The candle flame held steady, a small and unwavering point in the room. It had the calm presence of something that understood time, something that would burn until the very last moment of its wick. The light touched the far wall, tracing a faint reflection across the smooth surface.
Gisella placed her hands together slowly, the gesture soft and deliberate. Her fingers interlaced naturally in remembrance rather than prayer. It was a gesture she had made alone for many years, first in secret, then as habit, then as ritual. A gesture that belonged to the women she had known in the darkness, and to her own need to carry them forward.
Her breath deepened. The quiet around her grew full. She felt the weight of the day settle into her bones, not as burden but as truth.
She thought of the students in the hall, their faces astonished and sombre. She thought of the questions they might ask later, the discussions that would unfold in the days to come. She thought of her granddaughter, her eyes wide, her voice trembling as she whispered a single word. Grandma. A word that bridged past and present with a tenderness that reminded her of the candle’s flame.
The faint hum of the city rose and fell beneath the window.
She continued to sit with her hands joined, her gaze steady upon the flame. The candle shifted slightly as a breeze touched it, then regained its form. She breathed in. She breathed out.
The city lights shimmered faintly. The candle burned with patient certainty.
Gisella remained still, allowing the quiet to wash through her. She did not think of all she had endured or speak the names of those she had lost. She simply held them in her hands, in her breath, in the stillness of the room.
Outside, Jerusalem exhaled into the night.
Inside, the flame remained steady, casting its warm glow around her. She sat at the window, framed by that gentle light, her hands together in remembrance, her gaze on the city that lived and breathed beneath her.
And in that quiet room, held by darkness and flame, she allowed herself to rest.
AUTHOR’S NOTE
This book is inspired by the extraordinary life of Dr Gisella Perl, a Hungarian-Jewish gynaecologist whose courage shone from within one of history’s darkest places.
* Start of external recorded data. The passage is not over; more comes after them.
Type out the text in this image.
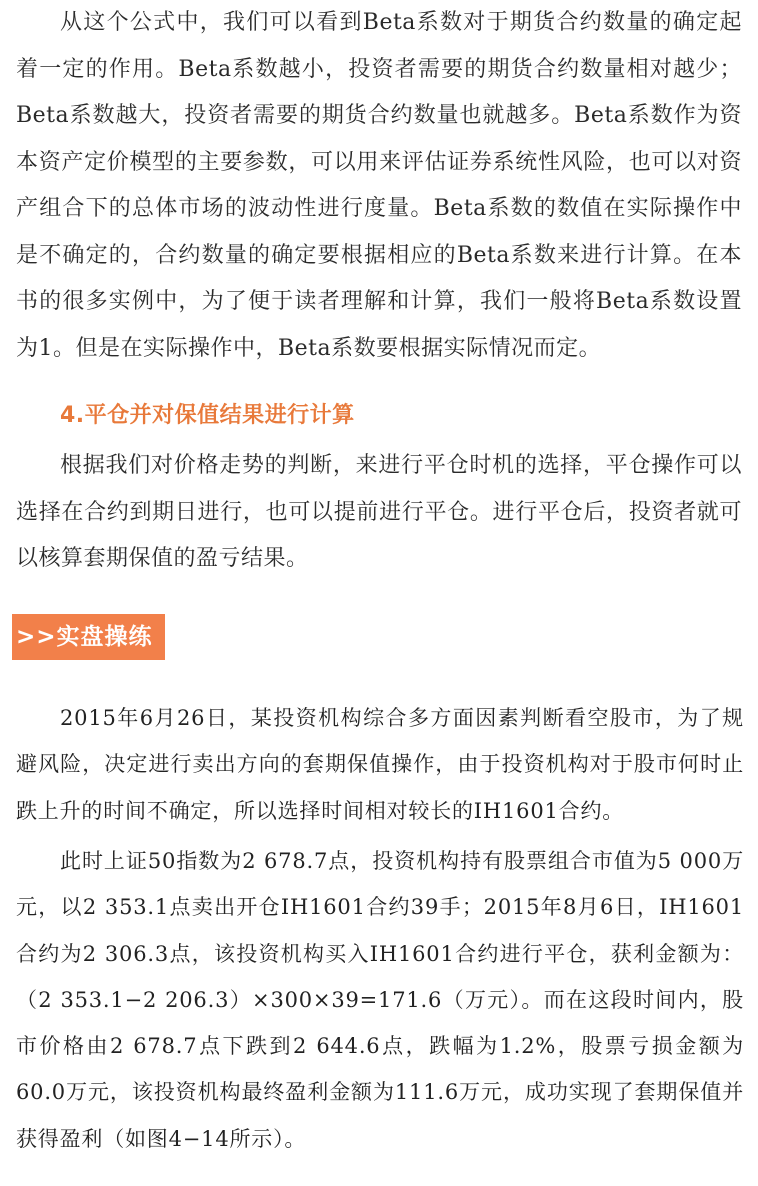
从这个公式中，我们可以看到Beta系数对于期货合约数量的确定起着一定的作用。Beta系数越小，投资者需要的期货合约数量相对越少；Beta系数越大，投资者需要的期货合约数量也就越多。Beta系数作为资本资产定价模型的主要参数，可以用来评估证券系统性风险，也可以对资产组合下的总体市场的波动性进行度量。Beta系数的数值在实际操作中是不确定的，合约数量的确定要根据相应的Beta系数来进行计算。在本书的很多实例中，为了便于读者理解和计算，我们一般将Beta系数设置为1。但是在实际操作中，Beta系数要根据实际情况而定。

4.平仓并对保值结果进行计算

根据我们对价格走势的判断，来进行平仓时机的选择，平仓操作可以选择在合约到期日进行，也可以提前进行平仓。进行平仓后，投资者就可以核算套期保值的盈亏结果。

>>实盘操练

2015年6月26日，某投资机构综合多方面因素判断看空股市，为了规避风险，决定进行卖出方向的套期保值操作，由于投资机构对于股市何时止跌上升的时间不确定，所以选择时间相对较长的IH1601合约。

此时上证50指数为2 678.7点，投资机构持有股票组合市值为5 000万元，以2 353.1点卖出开仓IH1601合约39手；2015年8月6日，IH1601合约为2 306.3点，该投资机构买入IH1601合约进行平仓，获利金额为：（2 353.1−2 206.3）×300×39=171.6（万元）。而在这段时间内，股市价格由2 678.7点下跌到2 644.6点，跌幅为1.2%，股票亏损金额为60.0万元，该投资机构最终盈利金额为111.6万元，成功实现了套期保值并获得盈利（如图4−14所示）。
In 1944, Gisella was deported with her husband, parents, and children to Auschwitz-Birkenau. Her husband and son were sent to their deaths on arrival; her daughter was torn from her arms. Because she was a physician, Gisella was forced to work under Dr Josef Mengele, the SS doctor notorious for his experiments on women and twins. In this position, she witnessed the systematic murder of pregnant women and their unborn children.
Faced with an impossible choice, she made a decision that defied the machinery of extermination: to save mothers by ending their pregnancies in secret. With no instruments, no medicine, and no light but a flickering candle, she performed operations on the filthy floors of the barracks, sometimes with her bare hands. Her actions spared hundreds of women from the torture chambers and the gas chambers, though the cost to her conscience was lifelong.
When the camp was liberated, Gisella discovered that almost everyone she loved was gone. For a time, she wished to die. Yet she survived, and she chose life, not only for herself, but for the thousands of children she would later deliver into the world as an obstetrician in New York. Each birth, she said, was a prayer of atonement.
Dr Perl’s memoir, I Was a Doctor in Auschwitz, first published in 1948, remains one of the most powerful testaments of female resistance during the Holocaust. Her story is not one of triumph over evil, since evil cannot be undone, but of moral courage, sacrifice, and the fragile endurance of hope.
In writing this novel I have drawn faithfully upon the facts of her life while imagining the emotional landscape behind them: the daily terror of deception, the unbearable choices between two forms of death, and the quiet, steadfast rebellion of a healer who refused to let the world become entirely barren.
To remember Gisella Perl is to remember the women she saved and the countless others she could not. Her legacy reminds us that even in a place built to annihilate compassion, humanity could still take root in a single pair of hands.